The net effect on us as consumers is that we tend to filter out advertising. Not entirely, though. Studies show people pick up a lot of their product information from advertising and will even make purchasing decisions based on how a brand markets itself through the media, despite the fact that they generally do not believe the claims of advertisers. The marketing researchers John E. Calfee and Debra Jones Ringold found that a constant 70 per cent or so of the population around the world believes that advertising is a useful source of information; the same as the proportion of people who say advertising claims cannot be believed (for more, see Calfee’s excellent book Fear of Persuasion, published by Agora). Sadly for advertisers, the exact triggers that lead people to pick up on commercials are less clear. Hence the famous quote variously attributed to Lord Leverhulme, Frank W. Woolworth, John Wanamaker and others: ‘I know half the money I spend on advertising is wasted. The trouble is I don’t know which half.’
Nevertheless, the sheer amount of advertising that now bombards us means that it can be very difficult for a particular message to stand out.

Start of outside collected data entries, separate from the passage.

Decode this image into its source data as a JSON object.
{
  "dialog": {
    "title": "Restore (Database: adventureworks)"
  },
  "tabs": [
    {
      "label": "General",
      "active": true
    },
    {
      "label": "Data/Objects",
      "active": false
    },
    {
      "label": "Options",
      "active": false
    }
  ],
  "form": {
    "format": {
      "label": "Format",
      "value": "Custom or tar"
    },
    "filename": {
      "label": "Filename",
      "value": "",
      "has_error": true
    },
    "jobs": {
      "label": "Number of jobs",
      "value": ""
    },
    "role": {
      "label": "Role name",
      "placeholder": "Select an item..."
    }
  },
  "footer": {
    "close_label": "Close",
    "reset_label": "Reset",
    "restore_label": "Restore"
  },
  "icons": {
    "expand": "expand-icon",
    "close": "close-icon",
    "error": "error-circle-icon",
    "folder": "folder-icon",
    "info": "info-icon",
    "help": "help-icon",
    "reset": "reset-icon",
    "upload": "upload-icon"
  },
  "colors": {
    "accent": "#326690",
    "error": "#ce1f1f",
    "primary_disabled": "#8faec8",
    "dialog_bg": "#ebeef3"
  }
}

This has led advertisers (and their agencies) to wage a war of one-upmanship with each other, boosting the cost and sophistication of commercials almost every year. While creativity is often seen as the key to success in this struggle, in reality what counts is an ability to understand the target market and work out what makes it tick.
The first thing the copywriter needs to do in devising a campaign is to work out what the client’s product, service or brand means to real people. Then the creative process begins. Perhaps more than any other copywriting discipline, advertising relies on creative talents to get its message across. The reason is simple. Ads are ten a penny and people do not go looking for them. Most advertising is ignored. So to have any impact at all, an ad needs to get noticed then create an emotional response in its target audience.

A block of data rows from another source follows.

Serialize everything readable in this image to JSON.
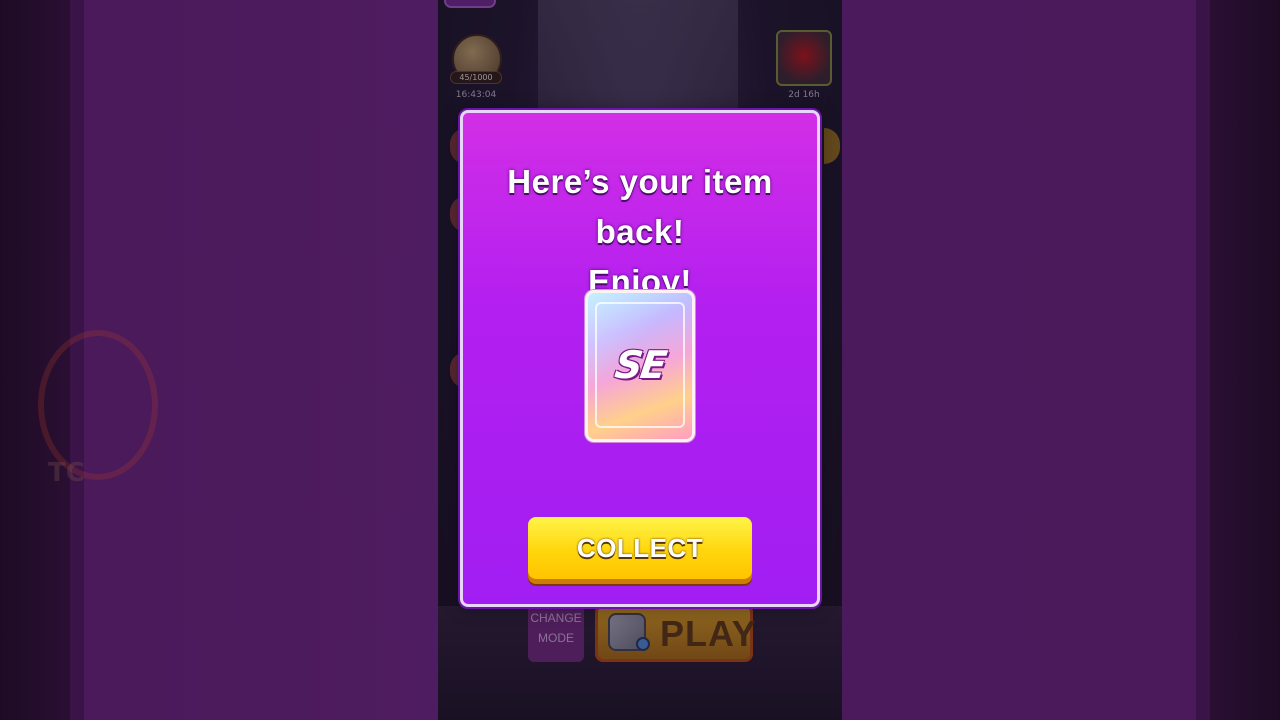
{
  "modal": {
    "title_line1": "Here’s your item back!",
    "title_line2": "Enjoy!",
    "item_label": "SE",
    "collect_label": "COLLECT"
  },
  "background": {
    "event_progress": "45/1000",
    "event_timer": "16:43:04",
    "hero_timer": "2d 16h",
    "change_mode_label_line1": "CHANGE",
    "change_mode_label_line2": "MODE",
    "play_label": "PLAY",
    "side_ghost_text": "TC"
  },
  "colors": {
    "modal_top": "#d22ee6",
    "modal_bottom": "#a11ef2",
    "collect_button": "#ffd60c"
  }
}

Bear in mind that what works for one audience may not (or probably won’t) be appropriate to another. One of my favourite poster ads from the 1990s, for a Japanese brand of beer, got slated in the press by a marketing head who could not understand the point of the creative. He was evidently not part of the target market. I evidently was, since I saw the ad, I liked it, and I bought the product.
Get to the point
Once you have worked out what will appeal to the target audience, get it across in as few words as possible. Ads cannot afford to be long-winded, because the space they occupy costs money and the audiences they are trying to reach are unlikely to care much about trying hard to get the point.
Working with clients
It is a sad fact that some of the best marketing ideas end up on the advertising equivalent of the cutting room floor. Most businesses (including very successful ones) tend to be highly conservative. Afraid of the consequences of getting it wrong, they tend to be reluctant to do anything that might rock the boat; and that usually includes embarking on outrageous advertising campaigns. As a result, most advertising tends to be a compromise between the initial creative idea and the rather more cautious views of the marketing bosses who foot the bill. This means two things for copywriters:
- first, you need to provide a strongly thought out rationale for why your ad campaign will work
- second, you need to be prepared to ditch, revise and re-work your ideas.

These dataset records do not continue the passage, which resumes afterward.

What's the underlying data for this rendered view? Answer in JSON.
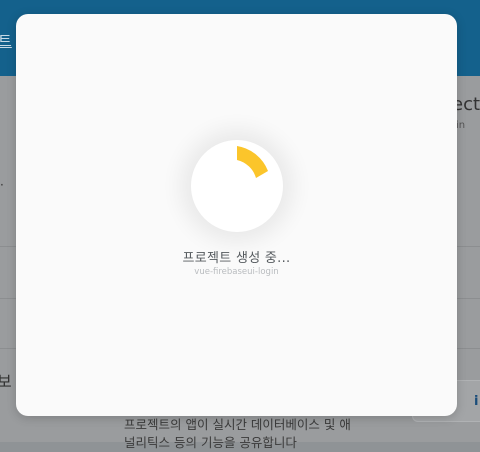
{
  "background": {
    "topbar_text": "트",
    "right_title": "ect-",
    "right_sub": "in",
    "left_text": "보",
    "right_button_label": "i",
    "bottom_text_line1": "프로젝트의 앱이 실시간 데이터베이스 및 애",
    "bottom_text_line2": "널리틱스 등의 기능을 공유합니다"
  },
  "modal": {
    "status_title": "프로젝트 생성 중...",
    "project_id": "vue-firebaseui-login",
    "spinner": {
      "accent_color": "#fbc52b",
      "state": "loading"
    }
  }
}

This process of testing and re-working ideas can, however, work to the benefit of the campaign. As mentioned above, pure creativity is not the only ingredient in successful advertising. Ads also need to bring out the right emotional response in their audiences or else they will simply be annoying. (And who has not been turned off a brand because of its ‘stupid ads’?) They also (as described in Chapter 8) need to employ the right tone for both the audience and the advertiser. The compromises arrived at in the development of an ad often involve the testing of dozens of different ideas. Some of these will be weeded out by the creative team, some by the client and others by research panels.